Among existing knowledge graph based question answering (KGQA) methods, relation supervision methods require labeled intermediate relations for stepwise reasoning. To avoid this enormous cost of labeling on large-scale knowledge graphs, weak supervision methods, which use only the answer entity to evaluate rewards as supervision, have been introduced. However, lacking intermediate supervision raises the issue of sparse rewards, which may result in two types of incorrect reasoning path: (1) incorrectly reasoned relations, even when the final answer entity may be correct; (2) correctly reasoned relations in a wrong order, which leads to an incorrect answer entity. To address these issues, this paper considers the multi-hop KGQA task as a Markov decision process, and proposes a model based on Reward Integration and Policy Evaluation (RIPE). In this model, an integrated reward function is designed to evaluate the reasoning process by leveraging both terminal and instant rewards.

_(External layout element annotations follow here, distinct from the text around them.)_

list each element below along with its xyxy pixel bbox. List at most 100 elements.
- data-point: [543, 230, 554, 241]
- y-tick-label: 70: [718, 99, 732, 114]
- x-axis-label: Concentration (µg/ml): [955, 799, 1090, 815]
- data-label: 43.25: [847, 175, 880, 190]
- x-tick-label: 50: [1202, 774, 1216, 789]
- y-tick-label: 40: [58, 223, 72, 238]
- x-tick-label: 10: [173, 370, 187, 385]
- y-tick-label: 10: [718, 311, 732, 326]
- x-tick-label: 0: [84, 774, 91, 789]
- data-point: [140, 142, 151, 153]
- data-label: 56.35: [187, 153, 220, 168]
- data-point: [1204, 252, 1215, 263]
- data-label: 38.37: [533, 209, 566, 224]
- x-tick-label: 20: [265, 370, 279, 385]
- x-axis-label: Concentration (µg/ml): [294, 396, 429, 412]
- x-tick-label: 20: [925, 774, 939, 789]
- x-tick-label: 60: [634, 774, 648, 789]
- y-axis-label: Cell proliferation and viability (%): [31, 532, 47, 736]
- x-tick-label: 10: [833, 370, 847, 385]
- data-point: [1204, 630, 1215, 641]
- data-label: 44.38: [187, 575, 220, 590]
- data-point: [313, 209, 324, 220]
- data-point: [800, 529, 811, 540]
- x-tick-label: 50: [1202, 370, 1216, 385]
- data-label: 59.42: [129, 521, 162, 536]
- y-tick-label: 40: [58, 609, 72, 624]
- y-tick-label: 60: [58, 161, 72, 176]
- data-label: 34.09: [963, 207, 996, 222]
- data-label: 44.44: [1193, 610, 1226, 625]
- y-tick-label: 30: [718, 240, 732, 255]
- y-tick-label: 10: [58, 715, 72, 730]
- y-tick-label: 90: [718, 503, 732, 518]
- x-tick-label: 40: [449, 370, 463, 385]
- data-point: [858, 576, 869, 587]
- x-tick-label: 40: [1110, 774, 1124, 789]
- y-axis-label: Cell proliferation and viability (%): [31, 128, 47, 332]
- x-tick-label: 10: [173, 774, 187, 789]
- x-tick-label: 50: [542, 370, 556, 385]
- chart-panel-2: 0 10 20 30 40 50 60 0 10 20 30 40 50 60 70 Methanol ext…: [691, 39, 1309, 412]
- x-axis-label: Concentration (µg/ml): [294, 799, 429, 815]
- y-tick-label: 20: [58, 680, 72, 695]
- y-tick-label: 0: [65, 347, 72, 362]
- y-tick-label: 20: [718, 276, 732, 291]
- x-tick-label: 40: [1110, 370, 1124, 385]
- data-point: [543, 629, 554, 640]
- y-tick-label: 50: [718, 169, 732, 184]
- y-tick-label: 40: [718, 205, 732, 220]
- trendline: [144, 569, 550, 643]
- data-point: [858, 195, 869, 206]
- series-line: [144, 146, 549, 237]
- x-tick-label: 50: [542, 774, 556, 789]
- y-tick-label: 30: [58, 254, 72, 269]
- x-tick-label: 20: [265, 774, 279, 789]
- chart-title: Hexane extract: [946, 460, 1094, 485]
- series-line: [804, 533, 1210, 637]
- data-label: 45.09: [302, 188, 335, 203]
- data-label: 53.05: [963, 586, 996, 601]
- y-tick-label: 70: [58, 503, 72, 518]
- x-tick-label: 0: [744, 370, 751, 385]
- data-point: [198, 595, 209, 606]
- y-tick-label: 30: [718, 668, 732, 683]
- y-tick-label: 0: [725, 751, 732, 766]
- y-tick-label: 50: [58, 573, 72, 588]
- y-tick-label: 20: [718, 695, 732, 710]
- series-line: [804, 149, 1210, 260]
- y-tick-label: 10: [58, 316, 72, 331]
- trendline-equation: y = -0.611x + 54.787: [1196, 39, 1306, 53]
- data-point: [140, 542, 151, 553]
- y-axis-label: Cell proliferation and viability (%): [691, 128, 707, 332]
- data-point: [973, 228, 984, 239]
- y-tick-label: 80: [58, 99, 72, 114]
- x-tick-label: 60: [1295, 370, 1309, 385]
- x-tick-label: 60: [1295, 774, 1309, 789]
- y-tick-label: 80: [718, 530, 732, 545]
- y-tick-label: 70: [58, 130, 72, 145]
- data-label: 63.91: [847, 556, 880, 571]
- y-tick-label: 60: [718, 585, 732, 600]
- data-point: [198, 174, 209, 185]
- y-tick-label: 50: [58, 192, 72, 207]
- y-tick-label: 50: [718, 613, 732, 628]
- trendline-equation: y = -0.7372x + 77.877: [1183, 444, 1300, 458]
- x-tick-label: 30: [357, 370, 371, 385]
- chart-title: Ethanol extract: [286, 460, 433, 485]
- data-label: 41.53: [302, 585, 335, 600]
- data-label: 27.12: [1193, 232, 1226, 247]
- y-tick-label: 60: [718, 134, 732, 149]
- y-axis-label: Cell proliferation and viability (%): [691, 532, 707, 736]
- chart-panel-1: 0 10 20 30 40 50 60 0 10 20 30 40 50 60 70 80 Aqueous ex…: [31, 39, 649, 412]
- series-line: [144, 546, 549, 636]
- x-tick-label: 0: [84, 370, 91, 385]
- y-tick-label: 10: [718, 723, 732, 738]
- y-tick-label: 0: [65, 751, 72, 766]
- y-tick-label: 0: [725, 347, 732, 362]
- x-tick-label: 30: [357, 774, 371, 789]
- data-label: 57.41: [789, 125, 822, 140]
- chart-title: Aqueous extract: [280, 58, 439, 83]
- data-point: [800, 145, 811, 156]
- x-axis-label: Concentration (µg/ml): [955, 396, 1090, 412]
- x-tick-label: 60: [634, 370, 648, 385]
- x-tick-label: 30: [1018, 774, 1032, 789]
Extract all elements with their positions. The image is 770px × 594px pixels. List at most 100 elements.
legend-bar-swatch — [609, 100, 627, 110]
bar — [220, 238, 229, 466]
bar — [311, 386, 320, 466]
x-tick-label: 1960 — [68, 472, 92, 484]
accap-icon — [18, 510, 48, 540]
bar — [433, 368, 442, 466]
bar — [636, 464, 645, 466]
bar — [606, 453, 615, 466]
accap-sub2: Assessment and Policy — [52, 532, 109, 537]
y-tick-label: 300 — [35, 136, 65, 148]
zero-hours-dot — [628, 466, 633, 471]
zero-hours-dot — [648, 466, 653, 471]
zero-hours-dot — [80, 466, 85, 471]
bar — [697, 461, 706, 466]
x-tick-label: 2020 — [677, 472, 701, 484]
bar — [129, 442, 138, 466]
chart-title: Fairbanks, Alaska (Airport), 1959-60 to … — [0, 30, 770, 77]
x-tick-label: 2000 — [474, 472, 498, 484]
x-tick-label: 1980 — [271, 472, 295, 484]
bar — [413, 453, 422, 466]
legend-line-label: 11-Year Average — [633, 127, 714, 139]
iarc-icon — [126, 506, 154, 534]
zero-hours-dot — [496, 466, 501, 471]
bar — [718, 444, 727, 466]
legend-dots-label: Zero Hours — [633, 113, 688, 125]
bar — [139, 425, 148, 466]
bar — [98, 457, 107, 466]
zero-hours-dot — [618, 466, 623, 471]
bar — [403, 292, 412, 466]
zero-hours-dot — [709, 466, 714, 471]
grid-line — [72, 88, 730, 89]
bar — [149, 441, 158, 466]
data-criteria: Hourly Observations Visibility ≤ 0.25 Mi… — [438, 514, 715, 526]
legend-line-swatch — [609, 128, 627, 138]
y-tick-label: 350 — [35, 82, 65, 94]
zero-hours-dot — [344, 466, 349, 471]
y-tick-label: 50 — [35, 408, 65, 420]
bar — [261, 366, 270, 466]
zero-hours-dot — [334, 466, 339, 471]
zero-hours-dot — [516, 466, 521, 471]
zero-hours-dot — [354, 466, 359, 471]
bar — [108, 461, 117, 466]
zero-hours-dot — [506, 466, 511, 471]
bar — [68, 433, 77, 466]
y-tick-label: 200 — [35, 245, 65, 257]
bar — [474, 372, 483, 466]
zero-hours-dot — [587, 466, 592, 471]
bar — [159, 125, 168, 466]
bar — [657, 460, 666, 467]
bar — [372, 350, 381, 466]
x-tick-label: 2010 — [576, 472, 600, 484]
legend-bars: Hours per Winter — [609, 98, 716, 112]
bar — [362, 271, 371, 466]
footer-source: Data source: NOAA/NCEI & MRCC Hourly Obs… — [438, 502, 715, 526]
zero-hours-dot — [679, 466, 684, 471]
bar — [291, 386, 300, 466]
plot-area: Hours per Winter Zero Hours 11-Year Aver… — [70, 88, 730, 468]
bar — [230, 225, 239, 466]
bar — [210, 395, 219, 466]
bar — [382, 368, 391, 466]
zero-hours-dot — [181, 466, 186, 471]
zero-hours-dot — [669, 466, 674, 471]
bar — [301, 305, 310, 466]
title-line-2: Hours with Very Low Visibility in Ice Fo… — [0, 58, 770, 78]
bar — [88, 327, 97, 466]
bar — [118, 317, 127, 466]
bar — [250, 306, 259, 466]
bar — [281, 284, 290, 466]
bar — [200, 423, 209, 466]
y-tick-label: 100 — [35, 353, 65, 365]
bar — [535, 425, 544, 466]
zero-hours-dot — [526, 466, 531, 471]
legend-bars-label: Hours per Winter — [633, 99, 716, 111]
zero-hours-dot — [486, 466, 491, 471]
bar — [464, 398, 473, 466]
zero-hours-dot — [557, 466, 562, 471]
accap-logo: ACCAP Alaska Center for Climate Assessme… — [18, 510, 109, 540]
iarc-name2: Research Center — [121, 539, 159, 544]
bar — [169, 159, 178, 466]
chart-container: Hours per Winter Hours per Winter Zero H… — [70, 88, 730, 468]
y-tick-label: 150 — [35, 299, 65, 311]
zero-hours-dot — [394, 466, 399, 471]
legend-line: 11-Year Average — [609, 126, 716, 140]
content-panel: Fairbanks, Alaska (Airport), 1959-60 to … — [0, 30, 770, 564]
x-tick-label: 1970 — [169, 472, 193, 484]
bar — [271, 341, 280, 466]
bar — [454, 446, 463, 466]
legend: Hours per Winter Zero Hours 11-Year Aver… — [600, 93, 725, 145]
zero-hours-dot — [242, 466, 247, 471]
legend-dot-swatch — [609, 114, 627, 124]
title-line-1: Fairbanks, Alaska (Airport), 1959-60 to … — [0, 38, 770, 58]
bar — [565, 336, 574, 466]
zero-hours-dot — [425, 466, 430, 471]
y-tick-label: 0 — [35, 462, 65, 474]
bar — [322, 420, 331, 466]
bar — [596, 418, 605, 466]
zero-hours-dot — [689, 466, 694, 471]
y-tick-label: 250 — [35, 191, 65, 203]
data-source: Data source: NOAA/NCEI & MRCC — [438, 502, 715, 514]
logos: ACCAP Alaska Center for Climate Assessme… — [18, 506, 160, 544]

The intermediate supervision for each single reasoning hop is constructed with regard to both the fitness of the taken action and the evaluation of the unreasoned information remained in the updated question embeddings. In addition, to lead the agent to the answer entity along the correct reasoning path, an evaluation network is designed to evaluate the taken action in each hop. Extensive ablation studies and comparative experiments are conducted on four KGQA benchmark datasets. The results demonstrate that the proposed model outperforms the state-of-the-art approaches in terms of answering accuracy.